After directing more than 20 films, Ron Howard is setting up his first animated film. He'll direct "The Shrinking of Treehorn," a children’s book about a boy who inexplicably begins shrinking. It was written by Florence Parry Heide with illustrations from Edward Gorey and originally published in 1971.
According to Variety, it's just one of four ambitious, animated and live-action hybrid films he and producing partner Brian Grazer have set up through Imagine Entertainment, in a joint venture with Australia's Animal Logic (of "The Lego Movie" franchise).
Illustrator Gorey, famed for his own books including the macabre "The Gashlycrumb Tinies" and the opening credits of PBS's "Mystery" series, passed away in 2000, but the film will "closely follow Gorey’s aesthetic."
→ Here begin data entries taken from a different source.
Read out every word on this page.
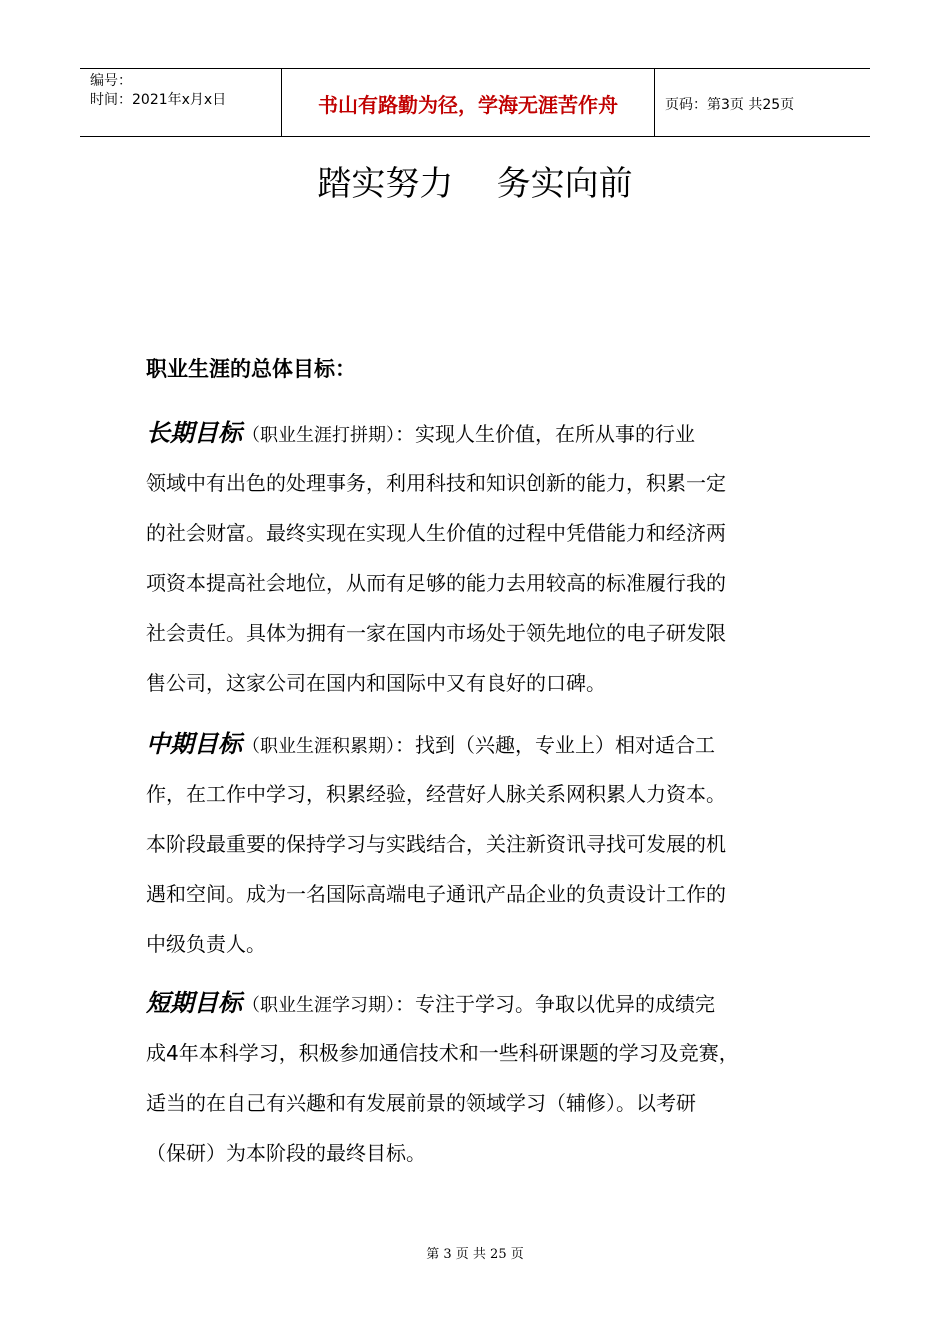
编号：
时间：2021年x月x日	书山有路勤为径，学海无涯苦作舟	页码：第3页 共25页
踏实努力    务实向前
职业生涯的总体目标：
长期目标（职业生涯打拼期）：实现人生价值，在所从事的行业
领域中有出色的处理事务，利用科技和知识创新的能力，积累一定
的社会财富。最终实现在实现人生价值的过程中凭借能力和经济两
项资本提高社会地位，从而有足够的能力去用较高的标准履行我的
社会责任。具体为拥有一家在国内市场处于领先地位的电子研发限
售公司，这家公司在国内和国际中又有良好的口碑。
中期目标（职业生涯积累期）：找到（兴趣，专业上）相对适合工
作，在工作中学习，积累经验，经营好人脉关系网积累人力资本。
本阶段最重要的保持学习与实践结合，关注新资讯寻找可发展的机
遇和空间。成为一名国际高端电子通讯产品企业的负责设计工作的
中级负责人。
短期目标（职业生涯学习期）：专注于学习。争取以优异的成绩完
成4年本科学习，积极参加通信技术和一些科研课题的学习及竞赛，
适当的在自己有兴趣和有发展前景的领域学习（辅修）。以考研
（保研）为本阶段的最终目标。
第 3 页 共 25 页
(The documentary, "The Last Days of Edward Gorey," is currently in production. And a great bio, "Born to Be Posthumous: The Eccentric Life and Mysterious Genius of Edward Gorey," came out last year.)
Rob Lieber ("Peter Rabbit," "Alexander and the Terrible Horrible No Good Very Bad Day”) is writing the script of "Treehorn" and Paramount Pictures will release the film.
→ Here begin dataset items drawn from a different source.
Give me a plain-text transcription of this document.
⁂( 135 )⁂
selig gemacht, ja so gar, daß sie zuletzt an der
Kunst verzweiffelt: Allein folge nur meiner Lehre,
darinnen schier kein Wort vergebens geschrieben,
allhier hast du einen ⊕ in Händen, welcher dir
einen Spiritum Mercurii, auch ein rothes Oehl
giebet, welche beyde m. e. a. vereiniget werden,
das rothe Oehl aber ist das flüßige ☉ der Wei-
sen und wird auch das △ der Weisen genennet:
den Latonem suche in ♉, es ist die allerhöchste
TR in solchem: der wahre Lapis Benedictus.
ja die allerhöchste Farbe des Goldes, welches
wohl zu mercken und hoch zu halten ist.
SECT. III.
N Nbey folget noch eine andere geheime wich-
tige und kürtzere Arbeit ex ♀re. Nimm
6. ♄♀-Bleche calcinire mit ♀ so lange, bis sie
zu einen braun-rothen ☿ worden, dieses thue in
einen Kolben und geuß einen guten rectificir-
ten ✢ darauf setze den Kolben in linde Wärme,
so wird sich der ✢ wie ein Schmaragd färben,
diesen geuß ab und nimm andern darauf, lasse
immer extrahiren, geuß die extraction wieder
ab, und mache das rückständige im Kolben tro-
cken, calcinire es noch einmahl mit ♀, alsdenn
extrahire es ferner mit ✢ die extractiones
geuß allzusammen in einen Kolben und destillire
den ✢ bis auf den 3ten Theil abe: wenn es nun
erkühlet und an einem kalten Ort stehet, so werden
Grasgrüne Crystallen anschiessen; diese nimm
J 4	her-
"I've long had this passionate point of view that Ron Howard should make a tentpole animated movie. That’s how this started," said Zareh Nalbandian, Animal Logic’s entertainment CEO.
Meanwhile, the mixed live-action, animation production of another beloved classic children's book, "Flat Stanley," is still in development hell, last we checked. Which is fine.
Howard's next project is "Hillbilly Elegy" for Netflix.